Remarkable that from a region looked upon by other Americans (unjustly, it is true) as being peopled with primitive, backward souls, there should step forth this truly royal figure of a man who could discourse with wisdom and grace on the teachings of Pythagoras, Plato, Hermes Trismegistus, Paracelsus, Confucius, Zoroaster, Eliphas Levi, Nicolas Flamel, Raymond Lulle and such like.
Extraordinary that in a milieu seemingly hostile to the study and pursuit of the arcane, this man, in Morals and Dogma, should have been able to summarize in a paragraph what eminent scholars elsewhere have failed to do in thick tomes. "One is filled with admiration," he writes, "on penetrating into the Sanctuary of the Kabalah, at seeing a doctrine so logical, so simple, and at the same time so absolute.
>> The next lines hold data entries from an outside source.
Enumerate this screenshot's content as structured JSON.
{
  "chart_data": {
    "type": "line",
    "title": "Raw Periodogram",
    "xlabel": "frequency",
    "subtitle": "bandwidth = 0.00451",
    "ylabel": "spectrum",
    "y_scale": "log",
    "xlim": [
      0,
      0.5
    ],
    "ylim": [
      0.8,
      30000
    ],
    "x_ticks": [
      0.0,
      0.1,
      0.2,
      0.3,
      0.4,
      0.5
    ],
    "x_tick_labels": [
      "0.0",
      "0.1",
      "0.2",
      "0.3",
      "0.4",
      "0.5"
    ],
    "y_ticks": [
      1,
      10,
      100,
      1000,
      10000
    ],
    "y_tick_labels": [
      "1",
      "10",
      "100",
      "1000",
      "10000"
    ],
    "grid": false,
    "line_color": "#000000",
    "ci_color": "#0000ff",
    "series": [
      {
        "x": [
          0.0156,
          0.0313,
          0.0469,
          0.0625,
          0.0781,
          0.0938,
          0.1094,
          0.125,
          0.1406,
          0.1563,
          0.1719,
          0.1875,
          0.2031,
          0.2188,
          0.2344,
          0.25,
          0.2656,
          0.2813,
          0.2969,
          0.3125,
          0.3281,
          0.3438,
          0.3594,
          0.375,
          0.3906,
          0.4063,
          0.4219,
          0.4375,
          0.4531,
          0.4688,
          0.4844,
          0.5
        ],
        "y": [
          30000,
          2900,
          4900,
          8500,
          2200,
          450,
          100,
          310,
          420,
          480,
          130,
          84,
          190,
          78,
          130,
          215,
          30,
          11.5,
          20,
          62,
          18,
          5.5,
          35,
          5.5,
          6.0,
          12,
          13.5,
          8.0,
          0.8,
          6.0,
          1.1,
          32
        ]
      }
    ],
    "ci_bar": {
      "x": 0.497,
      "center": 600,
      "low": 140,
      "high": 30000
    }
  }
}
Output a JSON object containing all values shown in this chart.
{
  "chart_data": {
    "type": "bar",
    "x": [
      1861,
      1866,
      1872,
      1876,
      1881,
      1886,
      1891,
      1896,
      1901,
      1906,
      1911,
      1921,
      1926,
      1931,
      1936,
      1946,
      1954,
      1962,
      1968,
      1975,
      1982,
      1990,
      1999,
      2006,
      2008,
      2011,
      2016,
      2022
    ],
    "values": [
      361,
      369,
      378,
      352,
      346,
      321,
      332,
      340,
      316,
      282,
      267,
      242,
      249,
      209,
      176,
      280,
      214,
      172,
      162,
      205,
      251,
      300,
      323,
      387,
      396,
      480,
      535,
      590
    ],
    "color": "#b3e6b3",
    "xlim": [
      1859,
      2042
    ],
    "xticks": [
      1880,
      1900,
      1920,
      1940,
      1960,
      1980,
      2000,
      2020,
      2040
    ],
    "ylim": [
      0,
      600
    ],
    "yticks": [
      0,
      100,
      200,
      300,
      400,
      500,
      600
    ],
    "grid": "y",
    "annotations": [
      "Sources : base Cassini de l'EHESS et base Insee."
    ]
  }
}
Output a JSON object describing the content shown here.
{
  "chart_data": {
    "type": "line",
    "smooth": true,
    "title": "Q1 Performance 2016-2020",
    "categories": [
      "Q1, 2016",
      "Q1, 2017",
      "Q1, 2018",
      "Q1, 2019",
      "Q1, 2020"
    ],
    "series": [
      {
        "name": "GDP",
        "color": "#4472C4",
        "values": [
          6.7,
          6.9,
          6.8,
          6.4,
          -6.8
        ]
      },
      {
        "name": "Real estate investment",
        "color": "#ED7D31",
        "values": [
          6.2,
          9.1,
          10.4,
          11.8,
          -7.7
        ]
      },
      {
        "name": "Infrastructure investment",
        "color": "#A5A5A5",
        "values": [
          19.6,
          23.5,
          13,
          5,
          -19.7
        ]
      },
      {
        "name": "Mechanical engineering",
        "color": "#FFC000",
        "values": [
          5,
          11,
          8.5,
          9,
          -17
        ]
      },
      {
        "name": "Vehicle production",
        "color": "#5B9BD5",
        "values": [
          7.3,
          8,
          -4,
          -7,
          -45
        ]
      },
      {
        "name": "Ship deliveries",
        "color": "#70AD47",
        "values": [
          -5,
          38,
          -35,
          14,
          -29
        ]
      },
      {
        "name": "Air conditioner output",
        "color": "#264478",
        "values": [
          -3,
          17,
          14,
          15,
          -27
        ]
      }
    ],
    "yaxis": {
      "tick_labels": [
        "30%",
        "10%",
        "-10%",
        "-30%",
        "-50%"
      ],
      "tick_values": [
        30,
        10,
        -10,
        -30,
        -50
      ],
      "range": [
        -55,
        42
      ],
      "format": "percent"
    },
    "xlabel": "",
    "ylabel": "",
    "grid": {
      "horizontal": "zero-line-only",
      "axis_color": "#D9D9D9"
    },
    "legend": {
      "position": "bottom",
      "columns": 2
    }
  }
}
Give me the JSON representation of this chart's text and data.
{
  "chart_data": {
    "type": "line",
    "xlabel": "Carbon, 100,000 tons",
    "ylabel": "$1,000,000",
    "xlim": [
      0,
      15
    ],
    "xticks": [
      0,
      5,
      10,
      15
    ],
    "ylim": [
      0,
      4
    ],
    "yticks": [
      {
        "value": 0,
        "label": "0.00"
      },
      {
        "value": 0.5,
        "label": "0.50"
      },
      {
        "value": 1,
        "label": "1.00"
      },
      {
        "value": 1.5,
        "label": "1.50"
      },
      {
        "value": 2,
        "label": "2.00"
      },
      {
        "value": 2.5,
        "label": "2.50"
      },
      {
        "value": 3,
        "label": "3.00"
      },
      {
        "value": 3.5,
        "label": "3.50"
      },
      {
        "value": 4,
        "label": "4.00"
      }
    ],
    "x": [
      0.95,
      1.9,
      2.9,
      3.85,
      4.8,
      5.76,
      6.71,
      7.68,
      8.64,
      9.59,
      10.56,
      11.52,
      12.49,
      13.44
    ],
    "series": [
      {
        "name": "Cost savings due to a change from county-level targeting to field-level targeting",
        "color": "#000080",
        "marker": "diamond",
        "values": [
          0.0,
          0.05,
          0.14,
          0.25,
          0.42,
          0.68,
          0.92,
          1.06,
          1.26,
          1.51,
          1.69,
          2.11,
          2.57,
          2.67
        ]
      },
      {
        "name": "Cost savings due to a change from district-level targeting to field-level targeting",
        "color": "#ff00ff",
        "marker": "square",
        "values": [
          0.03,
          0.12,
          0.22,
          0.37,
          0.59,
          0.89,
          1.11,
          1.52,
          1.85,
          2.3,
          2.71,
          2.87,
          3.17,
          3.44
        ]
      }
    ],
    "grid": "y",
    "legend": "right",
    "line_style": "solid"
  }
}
The necessary union of ideas and signs, the consecration of the most fundamental realities by the primitive characters; the Trinity of Words, Letters and Numbers; a philosophy simple as the alphabet, profound and infinite as the Word; theorems more complete and luminous than those of Pythagoras; a theology summed up by counting on one’s fingers; an Infinite which can be held in the hollow of an infant’s hand; ten ciphers and twenty-two letters, a triangle, a square, and a circle-these are all the elements of Kabalah. These are the elementary principles of the written Word, reflection of that spoken Word that created the world!"